Embrace technology. “It will lead to quick solutions to many vexing sustainability problems,” Chaturvedi says. “For example, advancement in technology has given us economically viable micro-factories to processing plastic waste, something that was not possible a few years ago. Now we can package it into a business model and scale it. Technologies like blockchain and dendrites will have far-reaching effects on sustainability as they will drive tracking and accountability.”

Find sensible solutions. “Sustainability needs sensible solutions, not a panacea, not motherhood and apple pie solutions,” Chaturvedi says. “We need solutions that are practical and profitable. We see many solutions that promise to solve the world’s pollution problem but are either one-off, or do not make money or both. We need businesses to step in and partner with scientists, universities, and government so a practical/viable perspective can be applied to sustainability solutions. A business will bring that perspective along with what can scale and what can not.”

“Businesses can see significant benefits, both economically and socially, from incorporating sustainable practices,” Chaturvedi says. “Some of the steps you incorporate can seem small at first, but day by day those efforts will produce great results.”

___________________________________________________________________

Hitendra Chaturvedi spent over 30 years in progressive technology leadership positions with Microsoft, Newgistics, E&Y e-Business and A.T. Kearney. Chaturvedi also built a $100 million software company in India, GreenDust, where he implemented proprietary reverse logistics software at Amazon, Flipkart (Walmart), Samsung, Panasonic and Whirlpool.
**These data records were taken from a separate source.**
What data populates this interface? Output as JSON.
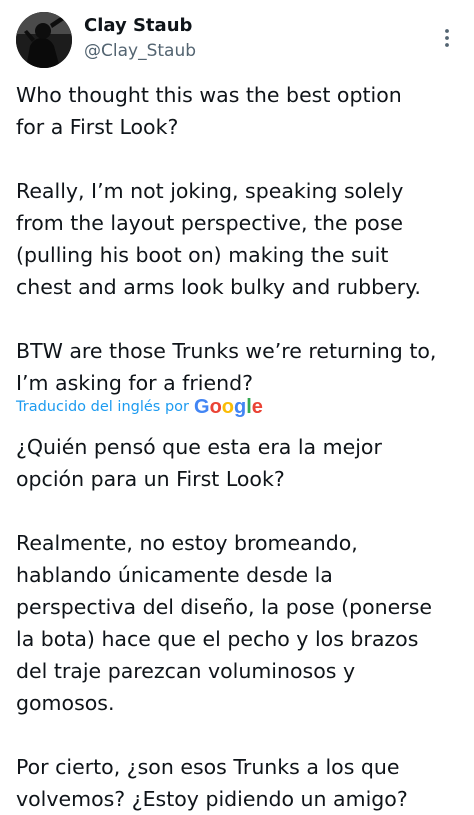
{
  "author": {
    "display_name": "Clay Staub",
    "handle": "@Clay_Staub",
    "avatar_icon": "profile-avatar"
  },
  "menu": {
    "icon": "more-vertical-icon"
  },
  "tweet": {
    "original_text": "Who thought this was the best option\nfor a First Look?\n\nReally, I’m not joking, speaking solely\nfrom the layout perspective, the pose\n(pulling his boot on) making the suit\nchest and arms look bulky and rubbery.\n\nBTW are those Trunks we’re returning to,\nI’m asking for a friend?",
    "translated_text": "¿Quién pensó que esta era la mejor\nopción para un First Look?\n\nRealmente, no estoy bromeando,\nhablando únicamente desde la\nperspectiva del diseño, la pose (ponerse\nla bota) hace que el pecho y los brazos\ndel traje parezcan voluminosos y\ngomosos.\n\nPor cierto, ¿son esos Trunks a los que\nvolvemos? ¿Estoy pidiendo un amigo?"
  },
  "translation": {
    "label": "Traducido del inglés por",
    "provider": "Google",
    "provider_letters": [
      "G",
      "o",
      "o",
      "g",
      "l",
      "e"
    ]
  },
  "colors": {
    "link": "#1d9bf0",
    "text": "#0f1419",
    "secondary": "#536471",
    "google_blue": "#4285f4",
    "google_red": "#ea4335",
    "google_yellow": "#fbbc05",
    "google_green": "#34a853"
  }
}
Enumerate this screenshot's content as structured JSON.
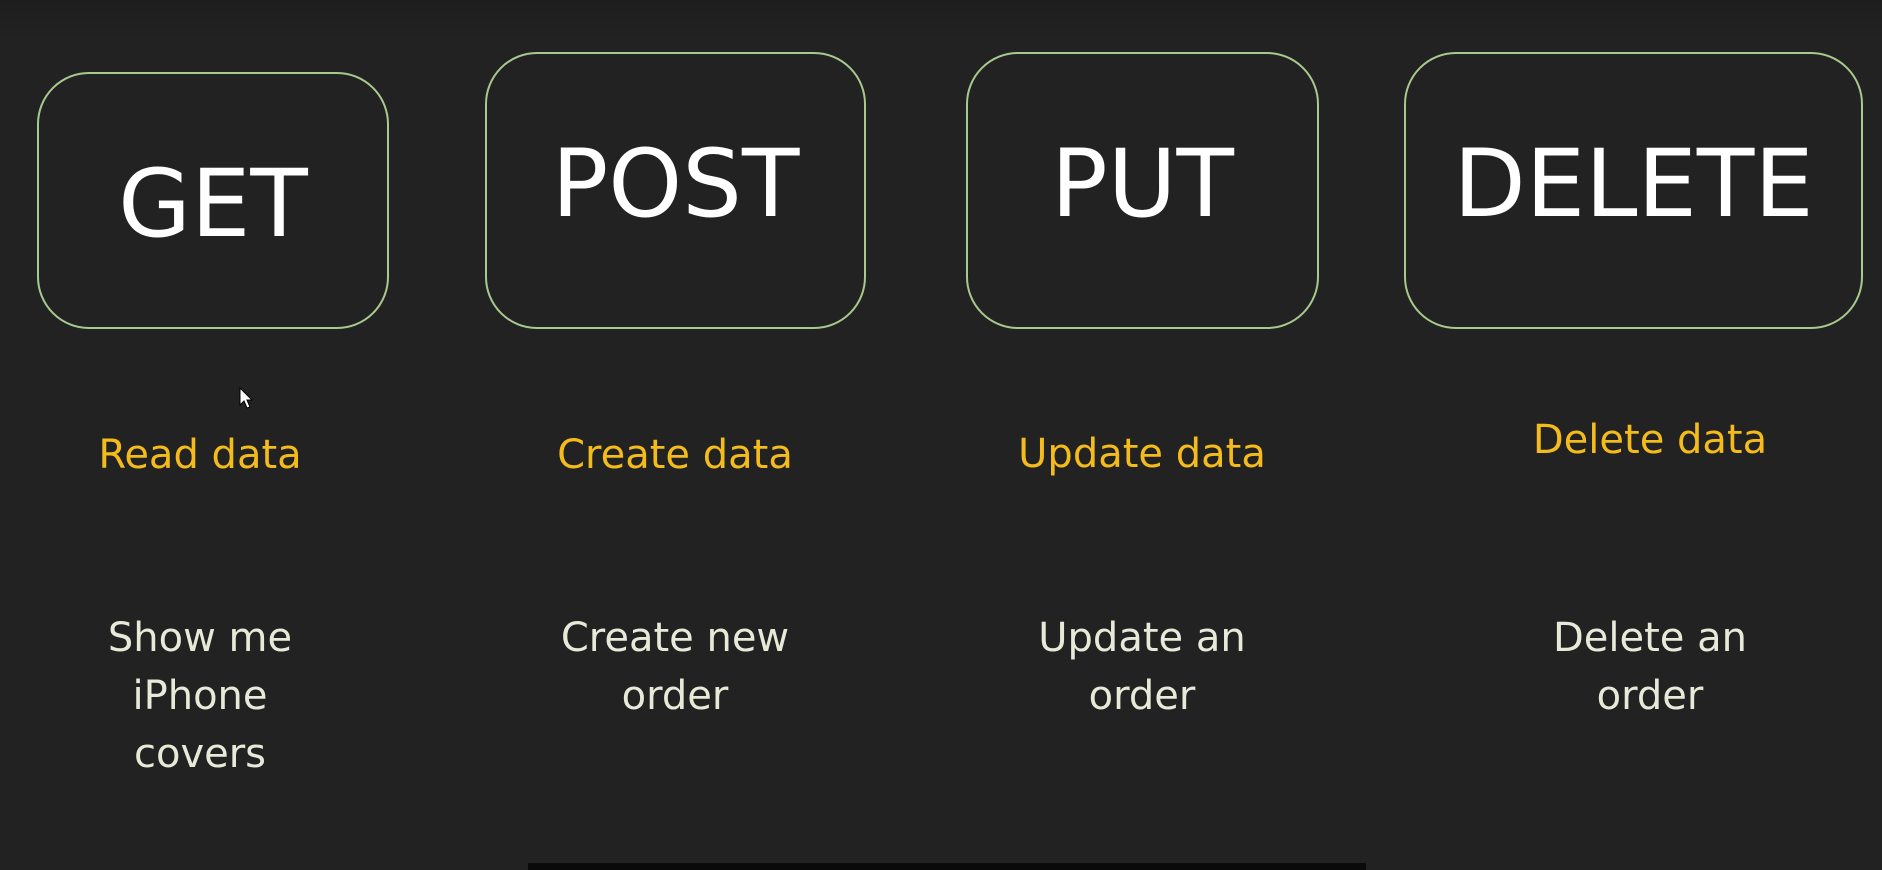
{
  "methods": [
    {
      "name": "GET",
      "action": "Read data",
      "example": "Show me\niPhone\ncovers"
    },
    {
      "name": "POST",
      "action": "Create data",
      "example": "Create new\norder"
    },
    {
      "name": "PUT",
      "action": "Update data",
      "example": "Update an\norder"
    },
    {
      "name": "DELETE",
      "action": "Delete data",
      "example": "Delete an\norder"
    }
  ],
  "colors": {
    "background": "#222222",
    "box_border": "#a8c98d",
    "method_text": "#ffffff",
    "action_text": "#f4bb1d",
    "example_text": "#e7ead8"
  },
  "icons": {
    "cursor": "mouse-pointer-icon"
  }
}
A computer engineer with a master’s degree from Louisiana State University and an MBA from Southern Methodist University, Chaturvedi has been widely covered in the media and is a subject matter expert on global supply chain strategy, sustainability in supply chain, reverse logistics, ecommerce, artificial intelligence and machine learning. Now a professor at Arizona State University, Chaturvedi has been a visiting professor at Southern Methodist University, University of Texas-Dallas, Penn State and Purdue.